The heart rate slows, blood flow is restricted, oxygen is conserved.

So how could the ocean’s most accomplished deep-sea diver wind up with nitrogen bubbles poisoning its veins, like a scuba novice rising too quickly to the surface?

Short answer: beaked whales — especially one species known as Cuvier’s — get really, really scared.

“In the presence of sonar they are stressed and swim vigorously away from the sound source, changing their diving pattern,” lead author Yara Bernaldo de Quiros, a researcher at the Institute of Animal Health at the University of Las Palmas de Gran Canaria, Spain, told AFP.

“The stress response, in other words, overrides the diving response, which makes the animals accumulate nitrogen,” she added. “It’s like an adrenalin shot.”

One type of sonar in particular throws these whales off balance.

‘Atypical’ mass strandings

Developed in the 1950s to detect submarines, mid-frequency active sonar (MFAS) is used today in naval patrols and exercises, especially by the United States and its NATO allies.

Starting around 1960, ships began emitting underwater signals in a range of about 5 kilohertz (kHz).

That is when the mass beaching of beaked whales, especially in the Mediterranean, began.

Between 1960 and 2004, 121 of these so-called “atypical” mass strandings took place, with at least 40 closely linked in time and place with naval activities.

These were not individual strandings of old or sick animals, nor en masse strandings such the one last November in New Zealand, when more than 200 pilot whales beached themselves together.

Rather, a handful or more beaked whales would wash ashore within a day or two, and no more than few dozen kilometres apart.

The most deadly episode, in 2002, saw 14 stranded over a 36-hour period in the Canary Islands during a NATO naval exercise.

“Within a few hours of the sonar being deployed, the animals started showing up on the beach,” Bernaldo de Quiros said.

Outwardly, the whales showed no signs of disease or damage: they had normal body weight, and no skin lesions or infections.

Internally, it was another story.

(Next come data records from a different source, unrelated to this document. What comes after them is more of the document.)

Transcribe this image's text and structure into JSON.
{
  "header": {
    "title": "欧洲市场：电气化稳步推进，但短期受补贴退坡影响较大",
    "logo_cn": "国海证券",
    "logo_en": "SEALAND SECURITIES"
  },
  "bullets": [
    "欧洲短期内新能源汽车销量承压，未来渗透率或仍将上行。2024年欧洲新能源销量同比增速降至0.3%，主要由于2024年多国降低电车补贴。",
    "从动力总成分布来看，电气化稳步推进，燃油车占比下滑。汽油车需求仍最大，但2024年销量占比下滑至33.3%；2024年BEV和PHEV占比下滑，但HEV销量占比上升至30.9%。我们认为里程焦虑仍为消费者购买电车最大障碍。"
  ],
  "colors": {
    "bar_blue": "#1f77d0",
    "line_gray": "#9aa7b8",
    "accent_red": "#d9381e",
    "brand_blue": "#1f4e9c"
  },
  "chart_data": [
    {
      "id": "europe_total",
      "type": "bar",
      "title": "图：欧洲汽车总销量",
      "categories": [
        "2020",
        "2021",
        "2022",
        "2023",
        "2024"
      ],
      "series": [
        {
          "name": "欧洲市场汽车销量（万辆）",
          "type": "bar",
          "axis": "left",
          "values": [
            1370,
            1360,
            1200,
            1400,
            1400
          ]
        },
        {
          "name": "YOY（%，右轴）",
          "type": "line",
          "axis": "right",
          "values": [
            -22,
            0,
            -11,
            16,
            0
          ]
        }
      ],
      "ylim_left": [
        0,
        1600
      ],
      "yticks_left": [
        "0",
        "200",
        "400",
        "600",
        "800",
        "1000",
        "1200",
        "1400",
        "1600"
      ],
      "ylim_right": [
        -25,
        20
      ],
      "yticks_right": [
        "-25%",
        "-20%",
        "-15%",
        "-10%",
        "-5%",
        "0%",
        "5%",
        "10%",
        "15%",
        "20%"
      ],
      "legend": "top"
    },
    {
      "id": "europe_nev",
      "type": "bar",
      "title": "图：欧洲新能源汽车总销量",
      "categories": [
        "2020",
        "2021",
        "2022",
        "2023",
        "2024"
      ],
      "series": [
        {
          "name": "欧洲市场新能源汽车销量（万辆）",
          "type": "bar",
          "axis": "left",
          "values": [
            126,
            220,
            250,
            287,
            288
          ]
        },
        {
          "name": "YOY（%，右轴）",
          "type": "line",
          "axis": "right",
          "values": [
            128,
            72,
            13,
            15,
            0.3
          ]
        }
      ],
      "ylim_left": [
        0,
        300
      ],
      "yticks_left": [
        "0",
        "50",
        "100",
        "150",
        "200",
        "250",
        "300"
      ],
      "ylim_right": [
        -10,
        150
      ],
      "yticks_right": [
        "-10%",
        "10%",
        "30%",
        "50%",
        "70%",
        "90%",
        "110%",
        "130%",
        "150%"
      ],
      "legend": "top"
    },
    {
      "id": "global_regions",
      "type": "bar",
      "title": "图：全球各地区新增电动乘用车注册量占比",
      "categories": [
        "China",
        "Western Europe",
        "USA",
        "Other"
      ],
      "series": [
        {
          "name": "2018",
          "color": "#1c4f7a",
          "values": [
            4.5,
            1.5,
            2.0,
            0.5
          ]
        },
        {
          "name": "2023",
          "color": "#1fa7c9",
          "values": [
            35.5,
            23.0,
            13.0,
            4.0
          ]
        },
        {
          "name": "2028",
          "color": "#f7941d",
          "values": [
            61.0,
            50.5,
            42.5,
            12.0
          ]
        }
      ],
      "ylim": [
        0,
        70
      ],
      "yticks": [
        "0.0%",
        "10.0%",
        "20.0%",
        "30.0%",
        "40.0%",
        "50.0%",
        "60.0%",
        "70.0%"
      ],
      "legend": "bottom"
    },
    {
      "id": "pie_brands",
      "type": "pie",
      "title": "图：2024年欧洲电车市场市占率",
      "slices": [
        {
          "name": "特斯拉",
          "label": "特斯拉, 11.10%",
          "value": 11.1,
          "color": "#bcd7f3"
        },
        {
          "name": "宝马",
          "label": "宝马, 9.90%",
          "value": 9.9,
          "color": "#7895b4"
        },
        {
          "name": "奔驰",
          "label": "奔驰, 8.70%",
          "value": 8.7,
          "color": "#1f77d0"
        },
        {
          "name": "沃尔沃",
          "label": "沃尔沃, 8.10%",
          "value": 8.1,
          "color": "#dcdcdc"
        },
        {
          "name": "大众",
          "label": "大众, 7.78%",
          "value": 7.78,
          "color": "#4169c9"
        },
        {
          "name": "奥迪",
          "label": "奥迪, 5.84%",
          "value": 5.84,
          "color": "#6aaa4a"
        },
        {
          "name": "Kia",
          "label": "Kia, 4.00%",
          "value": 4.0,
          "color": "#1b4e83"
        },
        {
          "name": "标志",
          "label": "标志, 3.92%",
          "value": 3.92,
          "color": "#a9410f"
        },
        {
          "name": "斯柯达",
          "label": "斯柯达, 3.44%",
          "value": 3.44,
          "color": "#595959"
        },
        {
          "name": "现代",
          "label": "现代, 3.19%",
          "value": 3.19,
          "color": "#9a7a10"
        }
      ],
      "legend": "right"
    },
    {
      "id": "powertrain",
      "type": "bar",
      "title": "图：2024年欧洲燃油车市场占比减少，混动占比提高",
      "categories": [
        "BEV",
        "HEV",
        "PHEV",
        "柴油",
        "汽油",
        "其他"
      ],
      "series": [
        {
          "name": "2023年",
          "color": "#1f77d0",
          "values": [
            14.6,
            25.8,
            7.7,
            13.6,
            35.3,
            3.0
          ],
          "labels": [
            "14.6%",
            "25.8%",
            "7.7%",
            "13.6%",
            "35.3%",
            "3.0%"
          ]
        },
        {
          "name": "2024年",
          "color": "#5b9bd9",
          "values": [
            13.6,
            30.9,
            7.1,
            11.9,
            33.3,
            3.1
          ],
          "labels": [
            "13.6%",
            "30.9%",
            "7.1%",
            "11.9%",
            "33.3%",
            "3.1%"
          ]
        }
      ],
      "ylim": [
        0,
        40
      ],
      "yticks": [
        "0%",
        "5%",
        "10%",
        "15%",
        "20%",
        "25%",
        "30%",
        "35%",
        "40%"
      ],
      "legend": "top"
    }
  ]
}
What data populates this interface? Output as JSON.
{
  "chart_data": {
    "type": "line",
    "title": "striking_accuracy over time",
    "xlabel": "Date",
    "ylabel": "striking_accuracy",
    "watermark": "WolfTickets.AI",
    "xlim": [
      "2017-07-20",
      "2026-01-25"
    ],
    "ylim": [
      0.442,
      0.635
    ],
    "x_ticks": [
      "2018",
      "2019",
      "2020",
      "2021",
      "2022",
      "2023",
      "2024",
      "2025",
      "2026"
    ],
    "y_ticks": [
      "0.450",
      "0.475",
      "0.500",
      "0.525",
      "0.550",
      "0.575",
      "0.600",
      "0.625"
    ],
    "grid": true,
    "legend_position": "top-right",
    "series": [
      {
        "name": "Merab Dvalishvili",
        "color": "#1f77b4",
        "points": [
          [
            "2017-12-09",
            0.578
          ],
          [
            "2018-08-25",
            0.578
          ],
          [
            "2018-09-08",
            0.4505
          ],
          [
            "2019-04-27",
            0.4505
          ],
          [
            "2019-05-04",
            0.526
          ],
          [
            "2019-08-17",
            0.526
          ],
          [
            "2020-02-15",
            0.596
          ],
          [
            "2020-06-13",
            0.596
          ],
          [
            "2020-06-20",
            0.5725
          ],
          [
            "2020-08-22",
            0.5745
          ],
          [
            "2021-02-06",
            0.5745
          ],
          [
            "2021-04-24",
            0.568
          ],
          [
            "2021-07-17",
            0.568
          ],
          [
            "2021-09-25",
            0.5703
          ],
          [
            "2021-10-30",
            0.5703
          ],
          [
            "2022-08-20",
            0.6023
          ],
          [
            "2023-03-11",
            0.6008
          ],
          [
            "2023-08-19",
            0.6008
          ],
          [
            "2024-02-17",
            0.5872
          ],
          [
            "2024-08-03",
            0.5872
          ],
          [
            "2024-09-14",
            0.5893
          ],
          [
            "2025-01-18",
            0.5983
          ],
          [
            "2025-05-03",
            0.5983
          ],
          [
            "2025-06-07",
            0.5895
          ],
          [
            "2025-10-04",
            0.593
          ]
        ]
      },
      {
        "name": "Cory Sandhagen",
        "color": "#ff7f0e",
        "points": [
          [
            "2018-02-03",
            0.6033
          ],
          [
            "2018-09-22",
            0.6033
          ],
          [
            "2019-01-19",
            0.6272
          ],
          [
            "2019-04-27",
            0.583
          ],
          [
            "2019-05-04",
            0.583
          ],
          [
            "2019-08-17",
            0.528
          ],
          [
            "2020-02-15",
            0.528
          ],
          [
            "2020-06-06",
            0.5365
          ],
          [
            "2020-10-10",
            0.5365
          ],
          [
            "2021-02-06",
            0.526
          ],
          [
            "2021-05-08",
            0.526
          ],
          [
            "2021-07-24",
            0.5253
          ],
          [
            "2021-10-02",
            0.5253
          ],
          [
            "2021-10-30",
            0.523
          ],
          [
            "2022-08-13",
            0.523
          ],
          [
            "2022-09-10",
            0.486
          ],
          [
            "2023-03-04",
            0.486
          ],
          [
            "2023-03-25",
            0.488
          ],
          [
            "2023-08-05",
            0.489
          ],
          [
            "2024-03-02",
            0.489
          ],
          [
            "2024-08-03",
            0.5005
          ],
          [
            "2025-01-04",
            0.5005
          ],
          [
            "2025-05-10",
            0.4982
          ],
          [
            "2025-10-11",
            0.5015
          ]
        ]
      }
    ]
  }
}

Nitrogen gas bubbles filled the veins, and their brains were ravaged by haemorrhaging.

Autopsies also revealed damage to other organs, as well as to the spinal cord and central nervous system.

Canary Island moratorium

As with altitude sickness, reactions — in humans, and probably in whales — to nitrogen bubbles in the blood vary in type and intensity.

A 2003 study in Nature on the possible link between sonar and whale deaths led to Spain banning such naval exercises around the Canary Islands in 2004.

“Up until then, the Canaries were a hotspot for this kind of ‘atypical’ strandings,” said Bernaldo de Quiros. “Since the moratorium, none have occurred.”

The authors called for similar bans to be extended to other regions where at-risk whales are known to congregate.

The Cuvier’s grows up to seven metres (23 feet) and dines mainly on deep-water squid and fish. Its upwardly turned mouth gives the impression of a permanent smile.

The whale is listed as “vulnerable” on the IUCN Red List of endangered species, and is thought to have a global population of 5,000 to 7,000.

Other threats include ship strikes, ocean pollution and shifting habitats caused by climate change.